[六]一生十年
“张起灵?”吴邪微微皱了皱眉,“把信放下,你可以出去了。”
那伙计便唯唯诺诺的弓着腰退出了房间。
吴邪磨裟着手上的信,忽然不知道该干些什么,便把信放回了桌上,连撕都没撕开,解语花看着他,有点不明所以,问了句:“小邪你怎么不拆开看看?莫非这信是假的不成?”

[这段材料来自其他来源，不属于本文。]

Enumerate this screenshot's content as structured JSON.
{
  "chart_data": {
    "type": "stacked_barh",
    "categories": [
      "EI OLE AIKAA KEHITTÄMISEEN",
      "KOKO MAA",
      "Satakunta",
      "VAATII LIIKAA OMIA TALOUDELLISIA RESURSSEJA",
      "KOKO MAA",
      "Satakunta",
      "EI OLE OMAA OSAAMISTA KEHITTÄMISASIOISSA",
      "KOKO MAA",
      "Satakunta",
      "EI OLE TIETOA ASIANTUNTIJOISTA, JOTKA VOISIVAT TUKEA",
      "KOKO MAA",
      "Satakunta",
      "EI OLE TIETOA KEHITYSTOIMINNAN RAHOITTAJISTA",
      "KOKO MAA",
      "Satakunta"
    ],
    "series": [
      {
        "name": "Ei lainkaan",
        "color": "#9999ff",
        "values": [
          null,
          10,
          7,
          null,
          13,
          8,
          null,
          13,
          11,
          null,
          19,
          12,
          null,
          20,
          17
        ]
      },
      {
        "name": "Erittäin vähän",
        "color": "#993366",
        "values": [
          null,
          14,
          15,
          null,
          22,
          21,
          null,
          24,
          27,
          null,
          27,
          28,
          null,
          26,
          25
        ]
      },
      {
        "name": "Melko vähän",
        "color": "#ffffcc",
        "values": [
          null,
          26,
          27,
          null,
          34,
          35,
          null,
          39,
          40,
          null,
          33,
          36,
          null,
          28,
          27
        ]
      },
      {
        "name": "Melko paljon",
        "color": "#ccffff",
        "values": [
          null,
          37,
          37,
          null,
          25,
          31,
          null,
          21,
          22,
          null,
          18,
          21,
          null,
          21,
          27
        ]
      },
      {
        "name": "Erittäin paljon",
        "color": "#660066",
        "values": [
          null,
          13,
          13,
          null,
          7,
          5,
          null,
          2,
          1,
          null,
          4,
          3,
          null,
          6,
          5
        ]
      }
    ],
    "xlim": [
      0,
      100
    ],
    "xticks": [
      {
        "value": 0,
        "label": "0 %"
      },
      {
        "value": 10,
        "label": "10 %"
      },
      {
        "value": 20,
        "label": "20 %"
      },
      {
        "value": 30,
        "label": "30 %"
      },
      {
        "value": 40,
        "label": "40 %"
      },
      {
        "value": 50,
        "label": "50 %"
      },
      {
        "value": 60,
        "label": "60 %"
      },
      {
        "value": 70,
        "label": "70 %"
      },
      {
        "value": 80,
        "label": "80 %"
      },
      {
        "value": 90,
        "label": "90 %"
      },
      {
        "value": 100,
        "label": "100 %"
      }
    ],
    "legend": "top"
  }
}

“是真的,”吴邪绞着手指,头也不抬,气氛一下子冷了,“这信封上的【吴邪亲启】是他的字,我认得,我只是不想拆开,我有点害怕,我害怕这信里的内容只会让事情更加复杂。”
“我了解张起灵的性格,没大事,他不会轻易联络我,更何况,我们现在只是陌生人罢了。”吴邪轻轻叹了口气,继而又不做声了。

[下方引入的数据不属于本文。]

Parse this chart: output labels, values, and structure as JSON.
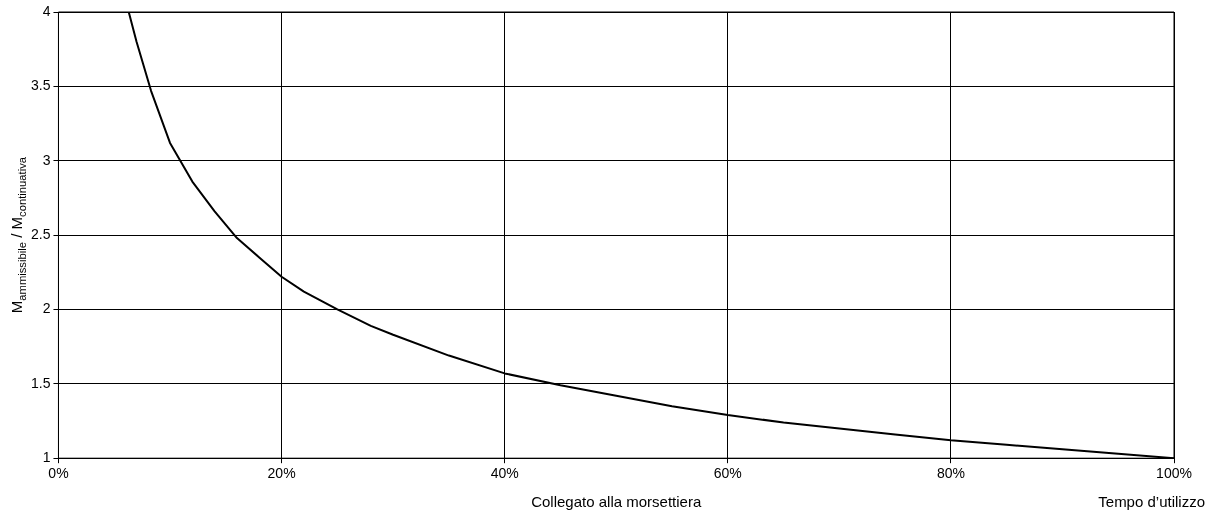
{
  "chart_data": {
    "type": "line",
    "xlabel": "Collegato alla morsettiera",
    "ylabel": "M$_{ammissibile}$ / M$_{continuativa}$",
    "annotations": [
      "Tempo d’utilizzo"
    ],
    "series": [
      {
        "color": "#000000",
        "x": [
          6.3,
          7,
          8.3,
          10,
          12,
          14,
          16,
          18,
          20,
          22,
          25,
          28,
          30,
          35,
          40,
          45,
          50,
          55,
          60,
          65,
          70,
          75,
          80,
          85,
          90,
          95,
          100
        ],
        "values": [
          4.0,
          3.8,
          3.47,
          3.12,
          2.86,
          2.66,
          2.48,
          2.35,
          2.22,
          2.12,
          2.0,
          1.89,
          1.83,
          1.69,
          1.57,
          1.49,
          1.42,
          1.35,
          1.29,
          1.24,
          1.2,
          1.16,
          1.12,
          1.09,
          1.06,
          1.03,
          1.0
        ]
      }
    ],
    "xlim": [
      0,
      100
    ],
    "xticks": [
      {
        "value": 0,
        "label": "0%"
      },
      {
        "value": 20,
        "label": "20%"
      },
      {
        "value": 40,
        "label": "40%"
      },
      {
        "value": 60,
        "label": "60%"
      },
      {
        "value": 80,
        "label": "80%"
      },
      {
        "value": 100,
        "label": "100%"
      }
    ],
    "ylim": [
      1,
      4
    ],
    "yticks": [
      1,
      1.5,
      2,
      2.5,
      3,
      3.5,
      4
    ],
    "grid": true,
    "marker": "none",
    "line_style": "solid"
  }
}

坐在对面的解语花看这情况也有几分恼怒,他二话不说拆开了信封。
信里只有一句话
——在霍家等我五日 张起灵
解语花看着这信气不打一处来,冲着吴邪就骂了几句:“小邪你看看这他娘算个什么事啊,他哑巴张神通广大就神通广大呗,知道你的行踪再搞这封劳什子信有何用?”
“兴许他有事找我。”吴邪也站了起来,伸手拍了拍解语花的肩。他转头问秀秀:“还有空房么,我借住五日可好?”
“好的呢,你知道,这里没别的好,就是空房多。”秀秀笑了笑,吩咐人准备空房去了。
一旁的解语花看见吴邪一脸的坚定,只好叹气,他明白,自己是无论如何也改变不了那人的意愿,绝对。
这样也好,做回那天真无邪的小三爷,而不是心狠手辣的三爷,这样的吴邪更真实,更像他喜欢过的那个吴邪。
天真无邪。
【几日后】
早上,吴邪早早出了门,解语花走进他房间,出乎意料的看见了桌上的一叠信笺。
墨迹斑斑下隐隐约约透着一个又一个“张起灵”。
“小邪哟,”解语花默默收起这些信纸,“你这是何苦呢。”
下午,吴邪回到霍家,刚进房门,就看见解语花坐在自己房里的桌子边,眼里有几分东西,就连他这三爷也看不懂。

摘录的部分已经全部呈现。